Pour l’organisatrice communautaire au Front d’action populaire en réaménagement urbain (FRAPRU), Véronique Laflamme, l’aide fédérale ne sera pas suffisante pour plusieurs ménages. «Il y a des locataires, y compris des personnes seules, qui paient jusqu’à 2000$ pour avoir un toit à Montréal. La prestation ne leur sera même pas suffisante pour se loger et se nourrir. Ça prend un plan de match», tonne-t-elle.

«Ça prend rapidement une mesure universelle. Envoyer des messages d’ouverture, c’est bien, mais ça n’a aucun poids légal et ça ne met personne à l’abri.» – Véronique Laflamme, du FRAPRU

Les organismes craignent que les «nombreuses demandes» pour non-paiement du loyer en lien avec la COVID-19 soient entendues «dès la levée de l’urgence sanitaire», prévue le 7 avril pour le moment. «L’annulation des loyers et des hypothèques est la meilleure chose à faire. Ça va soulager à la fois les locataires et les propriétaires, raisonne M. Roy-Allard.

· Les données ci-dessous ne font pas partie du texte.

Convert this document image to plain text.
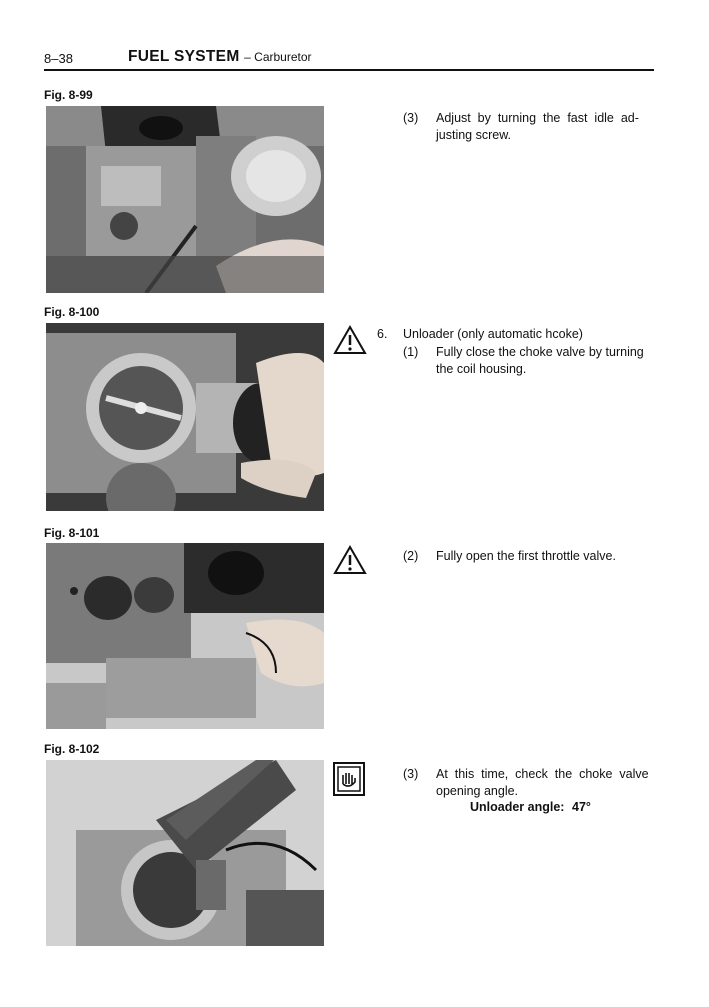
8–38	FUEL SYSTEM – Carburetor
Fig. 8-99
(3) Adjust  by  turning  the  fast  idle  ad-
justing screw.
Fig. 8-100
6. Unloader (only automatic hcoke)
(1) Fully close the choke valve by turning
the coil housing.
Fig. 8-101
(2) Fully open the first throttle valve.
Fig. 8-102
(3) At  this  time,  check  the  choke  valve
opening angle.
Unloader angle: 47°
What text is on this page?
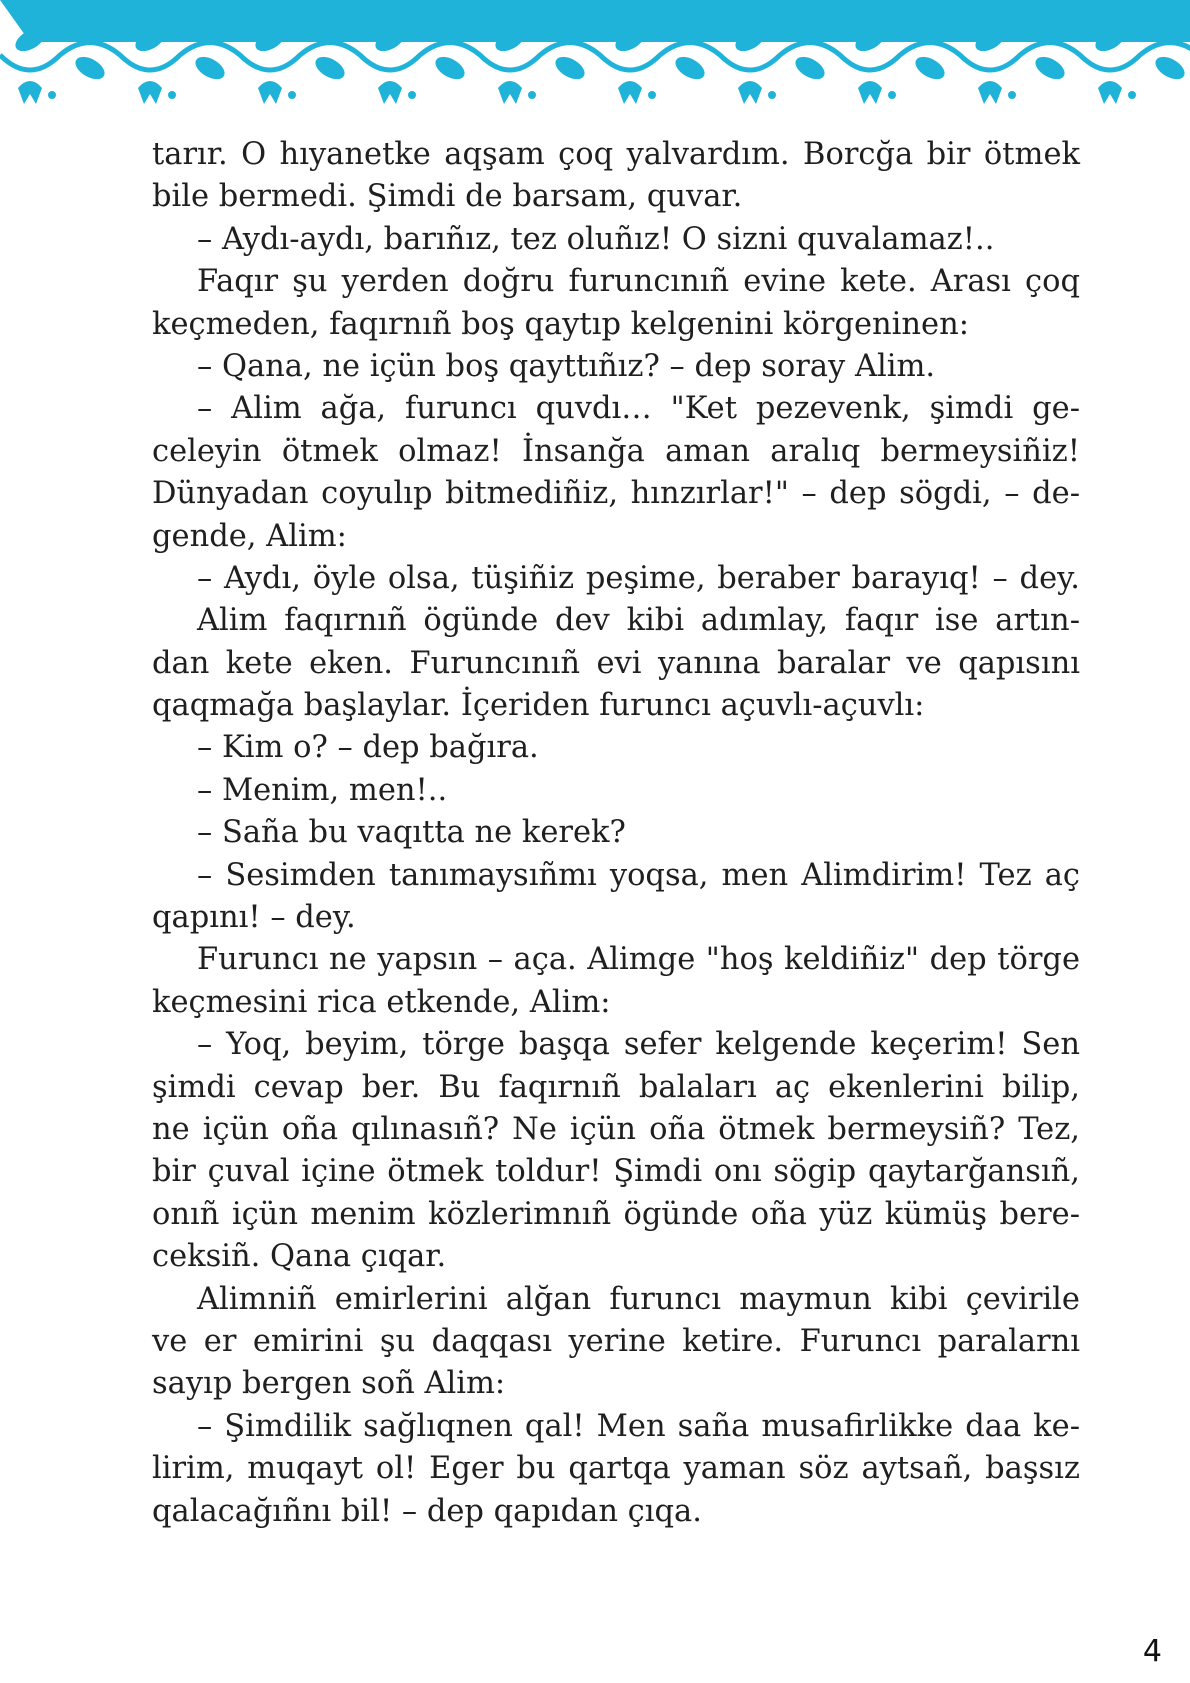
tarır. O hıyanetke aqşam çoq yalvardım. Borcğa bir ötmek
bile bermedi. Şimdi de barsam, quvar.
– Aydı-aydı, barıñız, tez oluñız! O sizni quvalamaz!..
Faqır şu yerden doğru furuncınıñ evine kete. Arası çoq
keçmeden, faqırnıñ boş qaytıp kelgenini körgeninen:
– Qana, ne içün boş qayttıñız? – dep soray Alim.
– Alim ağa, furuncı quvdı… "Ket pezevenk, şimdi ge-
celeyin ötmek olmaz! İnsanğa aman aralıq bermeysiñiz!
Dünyadan coyulıp bitmediñiz, hınzırlar!" – dep sögdi, – de-
gende, Alim:
– Aydı, öyle olsa, tüşiñiz peşime, beraber barayıq! – dey.
Alim faqırnıñ ögünde dev kibi adımlay, faqır ise artın-
dan kete eken. Furuncınıñ evi yanına baralar ve qapısını
qaqmağa başlaylar. İçeriden furuncı açuvlı-açuvlı:
– Kim o? – dep bağıra.
– Menim, men!..
– Saña bu vaqıtta ne kerek?
– Sesimden tanımaysıñmı yoqsa, men Alimdirim! Tez aç
qapını! – dey.
Furuncı ne yapsın – aça. Alimge "hoş keldiñiz" dep törge
keçmesini rica etkende, Alim:
– Yoq, beyim, törge başqa sefer kelgende keçerim! Sen
şimdi cevap ber. Bu faqırnıñ balaları aç ekenlerini bilip,
ne içün oña qılınasıñ? Ne içün oña ötmek bermeysiñ? Tez,
bir çuval içine ötmek toldur! Şimdi onı sögip qaytarğansıñ,
onıñ içün menim közlerimnıñ ögünde oña yüz kümüş bere-
ceksiñ. Qana çıqar.
Alimniñ emirlerini alğan furuncı maymun kibi çevirile
ve er emirini şu daqqası yerine ketire. Furuncı paralarnı
sayıp bergen soñ Alim:
– Şimdilik sağlıqnen qal! Men saña musafirlikke daa ke-
lirim, muqayt ol! Eger bu qartqa yaman söz aytsañ, başsız
qalacağıñnı bil! – dep qapıdan çıqa.
4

Ça se fait déjà à New York et dans plusieurs pays européens.»

Mardi, le parti Québec solidaire a quant à lui demandé au gouvernement d’émettre un «décret d’urgence» pour reporter le paiement des loyers et des hypothèques à la fin du mois d’avril.

«Parlez-vous du loyer», dit la CORPIQ

À la Corporation des propriétaires immobiliers du Québec (CORPIQ), le directeur des affaires Hans Brouillette dit vouloir rassurer les locataires. «Personne ne devrait s’inquiéter. Il n’y aura pas d’éviction ni demain, ni dans les prochaines semaines. Nos membres ne voudront mettre personne dehors étant donné les circonstances», argue le porte-parole.

«Si le Québec n’avait pas interdit d’exiger un dépôt de garantie, on n’en serait pas là. Il y aurait en fait une marge de manœuvre.» – Hans Brouillette, de la CORPIQ

Il appelle les propriétaires et leurs locataires à entamer «rapidement» un dialogue, dès mercredi. «Parlez-vous du loyer tout de suite, juge-t-il. Une fois que le propriétaire est rassuré, l’enjeu sera de déterminer ensemble à quel moment le paiement aura lieu.»

D’ici là, Québec pourrait imaginer une façon de verser directement la portion du loyer ne pouvant être payée aux propriétaires, soulève Hans Brouillette. «Ça existe déjà pour le supplément au loyer pour les ménages à faible revenu. Ça pourrait être envisagé», renchérit-il.

Montréal et Québec en quête de solutions

Au comité exécutif, mercredi, la mairesse Valérie Plante a soutenu que la Ville «donnera le ton et prêchera par l’exemple». Montréal repoussera notamment le paiement du loyer de ses locataires corporatifs.

«Nos PME, commerces et OBNL en ont bien besoin», ajoute Mme Plante sur Twitter.

«On est temps de crise. C’est assez difficile comme ça, et on ne veut surtout pas rajouter une pression supplémentaire.» – Valérie Plante, mairesse de Montréal

Dans une déclaration, la ministre des Affaires municipales et de l’Habitation, Andrée Laforest, se dit pour sa part «consciente que la situation exceptionnelle peut inquiéter les locataires et les propriétaires».

«Notre gouvernement s’assure de trouver des solutions pragmatiques pour rassurer tout le monde, conclut-elle. Il ne faut pas hésiter à contacter son institution financière afin d’obtenir des conseils.»